Not straight across, maybe fifty feet below the wall's elevation, Bell thought. The bullet would have to be still rising or have barely leveled off to have gone virtually straight through the Colonel's chest.
Struggling to regain his breath, Gilbert stared across an open lane Bell was examining. "I would shoot from higher up where I could sight straight across. Shooting up or down hill is more difficult."
Still looking, Clicker said, "Yep."
McWide asked, "Are you a long range shooter, Lieutenant?"
"I shoot deer at some pretty long ranges."
"Clicker explained a few things to me while you were holding well back." McWide jabbed the Lieutenant's inability to keep up.
"The hill flattens sharply from here on up, and the range increases dramatically.
"From here, Clicker estimates the shot to be about eight hundred yards. From only a little higher it goes over one thousand yards and that is a long, long distance."
Gilbert was again disdainful. "It is all a waste of time, anyway. No one shot deliberately. Colonel Maynard was wounded accidentally. It happens all the time. You know that, Trooper McWide."
Clicker searched on, and McWide held Gilbert in conversation so that he would be undisturbed.
When he discovered something, Bell studied his find for a long time before signaling to his companions. He stopped them two yards short of his evidence.
"Now, if you get down low you will see that you have a line of sight across to the lodge. You can't see into the grounds, but the wall is clear as can be."

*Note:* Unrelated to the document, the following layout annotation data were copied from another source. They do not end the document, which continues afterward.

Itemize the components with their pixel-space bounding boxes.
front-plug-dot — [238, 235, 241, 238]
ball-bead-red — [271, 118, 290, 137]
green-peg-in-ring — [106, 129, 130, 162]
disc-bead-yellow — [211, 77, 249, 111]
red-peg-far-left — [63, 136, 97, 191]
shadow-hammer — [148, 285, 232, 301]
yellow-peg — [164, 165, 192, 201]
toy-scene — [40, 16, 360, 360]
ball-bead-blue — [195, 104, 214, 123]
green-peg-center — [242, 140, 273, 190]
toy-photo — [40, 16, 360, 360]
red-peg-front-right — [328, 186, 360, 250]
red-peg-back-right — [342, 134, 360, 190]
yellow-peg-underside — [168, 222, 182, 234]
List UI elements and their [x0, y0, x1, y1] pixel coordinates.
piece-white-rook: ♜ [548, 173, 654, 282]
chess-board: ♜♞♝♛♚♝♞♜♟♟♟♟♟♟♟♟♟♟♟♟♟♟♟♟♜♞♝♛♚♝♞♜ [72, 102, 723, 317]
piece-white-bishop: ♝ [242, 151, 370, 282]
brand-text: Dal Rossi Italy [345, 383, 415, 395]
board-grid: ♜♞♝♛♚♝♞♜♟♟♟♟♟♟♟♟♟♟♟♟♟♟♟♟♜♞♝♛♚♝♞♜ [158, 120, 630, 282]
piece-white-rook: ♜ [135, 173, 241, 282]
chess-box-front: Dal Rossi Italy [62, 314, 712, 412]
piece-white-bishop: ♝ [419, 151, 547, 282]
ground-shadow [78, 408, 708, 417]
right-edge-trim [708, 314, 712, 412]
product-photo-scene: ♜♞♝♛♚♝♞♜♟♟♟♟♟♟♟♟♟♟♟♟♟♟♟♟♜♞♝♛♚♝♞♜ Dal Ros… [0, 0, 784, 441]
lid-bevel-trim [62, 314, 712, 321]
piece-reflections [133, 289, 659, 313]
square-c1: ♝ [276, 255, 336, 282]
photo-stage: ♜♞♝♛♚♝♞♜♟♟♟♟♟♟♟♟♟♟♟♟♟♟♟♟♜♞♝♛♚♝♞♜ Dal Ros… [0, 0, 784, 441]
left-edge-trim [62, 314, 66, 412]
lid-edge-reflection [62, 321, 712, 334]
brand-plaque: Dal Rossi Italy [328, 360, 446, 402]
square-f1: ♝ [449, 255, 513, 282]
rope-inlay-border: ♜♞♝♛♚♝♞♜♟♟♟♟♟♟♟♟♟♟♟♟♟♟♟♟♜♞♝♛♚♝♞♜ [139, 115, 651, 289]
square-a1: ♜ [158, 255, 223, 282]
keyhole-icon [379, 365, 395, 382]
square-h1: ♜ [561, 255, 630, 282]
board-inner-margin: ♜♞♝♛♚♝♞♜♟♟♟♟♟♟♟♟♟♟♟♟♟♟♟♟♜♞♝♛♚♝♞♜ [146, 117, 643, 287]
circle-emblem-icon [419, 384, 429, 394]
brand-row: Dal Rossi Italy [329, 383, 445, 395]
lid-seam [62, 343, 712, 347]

Both men saw, but only Gilbert responded. "We have already looked at a dozen spots like this one."
"Yep, but none of the others had a wooden tripod laying in it"
McWide exclaimed, "Damn!" Sure enough, there were three small sticks tied into a tripod tipped over, but laying further in.
Bell was not finished. "You can see where the legs of a spotting scope were placed. See them there?" They saw.
"Here are toe marks where two men lay and watched.
"And right there, sort of under those leaves, is a cartridge case. Empty, I assume."